El jardinero de las nubes.


miércoles, 20 de mayo de 2009

Rasguña las Piedras (I): En Plaza de Mayo


NO RECOMIENDO SU LECTURA A MENORES DE 18 AÑOS NI A PERSONAS FÁCILMENTE IMPRESIONABLES

Circulaba el rumor, entre las Madres de Plaza de Mayo, de que Teobaldo Oesterheld buscaba desesperadamente la salida de este mundo. Pero tal deseo no resultaba de sencilla realización; los días se sucedían monótonos en Plaza de Mayo, y él estaba cenceño, gris y harapiento… bien que vivo y en perfecto estado de salud. Algunas veces pasaba hambre, pero hasta parecía que los perros venían a compartir con él sus infames pitanzas. Después de tantos meses como hacía que vagabundeaba por Plaza de Mayo, ya todos sabían que había sido carcelero en el Pozo de Banfield, uno de los más escalofriantes Centros Clandestinos de Detención (CCD) de la dictadura argentina. Llegó diciéndolo con los ojos extraviados, dándose golpes en la frente. Muchos le agredieron por esta razón, y él encontraba alivio para su conciencia en el dolor físico que le infligían las almas indignadas. Escuchó los insultos de las Madres, rostros ataviados con el pañuelo blanco que era como un símbolo de los pañales de sus hijos desaparecidos. Le partieron muchos dientes para calmar el ansia de revancha, y un día, con la boca hecha una pura sanguina, empezó a hablar de los chicos de “La Noche de los Lápices”; pero, al poco de comenzar a hacerlo, sus palabras se transmutaron en llanto ausente de lágrimas. Dentro de una especie de morral transportaba un pequeño pegote de hormigón que decía pertenecía a los muros del Pozo de Banfield. Solía rascarlo muy a menudo, hasta destrozarse las uñas y hacer aparecer la sangre, para el horror de los que asistían a ese acto demencial. Y mientras rascaba el hormigón, sus labios musitaban sin descanso, con acento de agonía moral:

-Daniel Alberto Racero (18 años), María Claudia Falcone (16 años), María Clara Ciocchini (18 años), “Panchito” López Muntaner (16 años), Claudio de Acha (17 años), Horacio Ungaro (17 años)… Daniel Alberto Racero (18 años), María Claudia Falcone (16 años), María Clara Ciocchini (18 años), “Panchito” López Muntaner (16 años), Claudio de Acha (17 años), Horacio Ungaro (17 años)…

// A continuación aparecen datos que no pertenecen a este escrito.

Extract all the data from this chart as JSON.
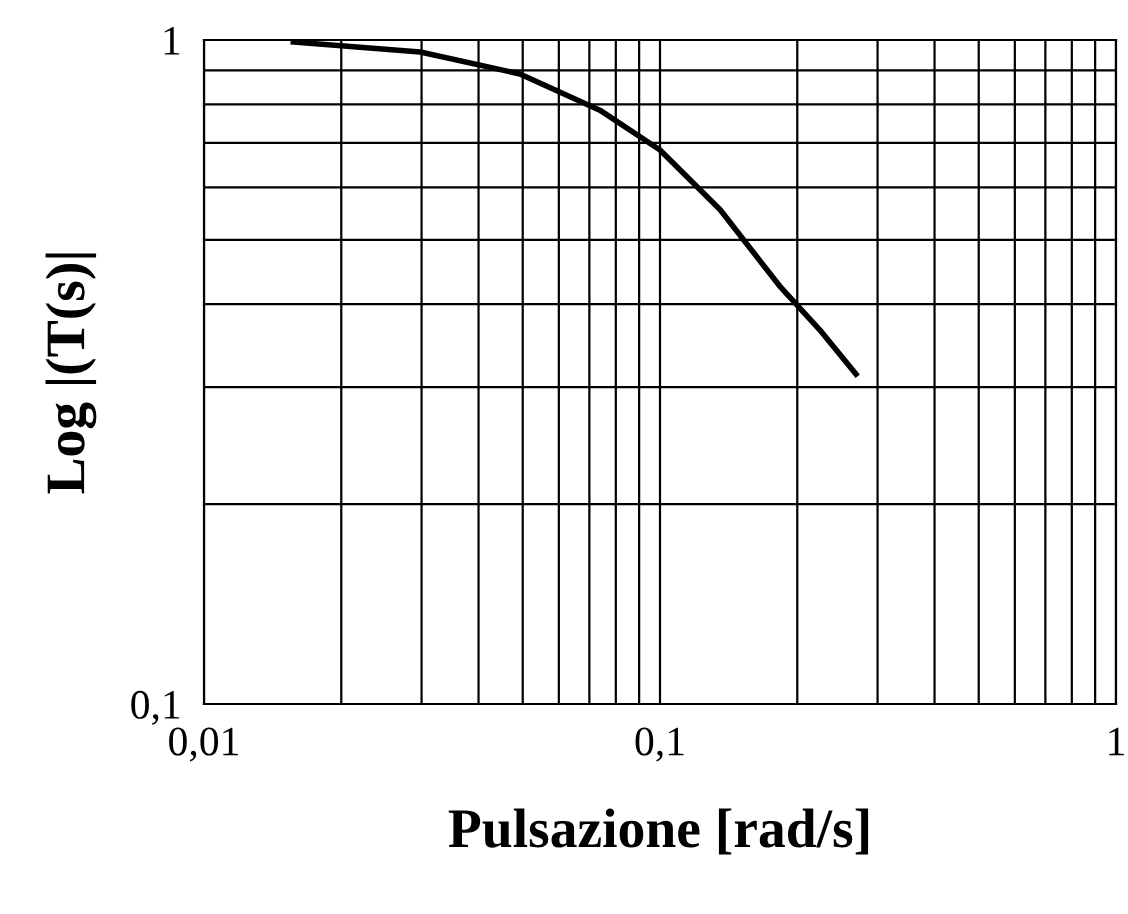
{
  "chart_data": {
    "type": "line",
    "xlabel": "Pulsazione [rad/s]",
    "ylabel": "Log |(T(s)|",
    "log": "xy",
    "grid": true,
    "marker": "none",
    "line_style": "solid",
    "x": [
      0.0157,
      0.0298,
      0.0493,
      0.0738,
      0.1,
      0.1355,
      0.183,
      0.224,
      0.269
    ],
    "series": [
      {
        "color": "#000000",
        "values": [
          0.993,
          0.959,
          0.889,
          0.784,
          0.683,
          0.555,
          0.426,
          0.366,
          0.314
        ]
      }
    ],
    "xlim": [
      0.01,
      1
    ],
    "ylim": [
      0.1,
      1
    ],
    "xticks": [
      {
        "value": 0.01,
        "label": "0,01"
      },
      {
        "value": 0.02,
        "label": null
      },
      {
        "value": 0.03,
        "label": null
      },
      {
        "value": 0.04,
        "label": null
      },
      {
        "value": 0.05,
        "label": null
      },
      {
        "value": 0.06,
        "label": null
      },
      {
        "value": 0.07,
        "label": null
      },
      {
        "value": 0.08,
        "label": null
      },
      {
        "value": 0.09,
        "label": null
      },
      {
        "value": 0.1,
        "label": "0,1"
      },
      {
        "value": 0.2,
        "label": null
      },
      {
        "value": 0.3,
        "label": null
      },
      {
        "value": 0.4,
        "label": null
      },
      {
        "value": 0.5,
        "label": null
      },
      {
        "value": 0.6,
        "label": null
      },
      {
        "value": 0.7,
        "label": null
      },
      {
        "value": 0.8,
        "label": null
      },
      {
        "value": 0.9,
        "label": null
      },
      1
    ],
    "yticks": [
      {
        "value": 0.1,
        "label": "0,1"
      },
      {
        "value": 0.2,
        "label": null
      },
      {
        "value": 0.3,
        "label": null
      },
      {
        "value": 0.4,
        "label": null
      },
      {
        "value": 0.5,
        "label": null
      },
      {
        "value": 0.6,
        "label": null
      },
      {
        "value": 0.7,
        "label": null
      },
      {
        "value": 0.8,
        "label": null
      },
      {
        "value": 0.9,
        "label": null
      },
      1
    ]
  }
}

Un día apareció por Plaza de Mayo Pablo Díaz, uno de los chicos que consiguieron salir del Pozo de Banfield como detenidos legales y se salvaron del estigma de los que no pudieron volver para contarlo. Era 1986, habían pasado diez años sin noticias de los desaparecidos. Las Madres escoltaban a Pablo Díaz hasta el rincón en que Teobaldo Oesterheld pasaba las horas vegetando y mascullando su dolor y remordimiento. Siempre se le podía encontrar tumbado al pie de la Pirámide de Mayo cuando no se ponía a rascar el trozo de hormigón.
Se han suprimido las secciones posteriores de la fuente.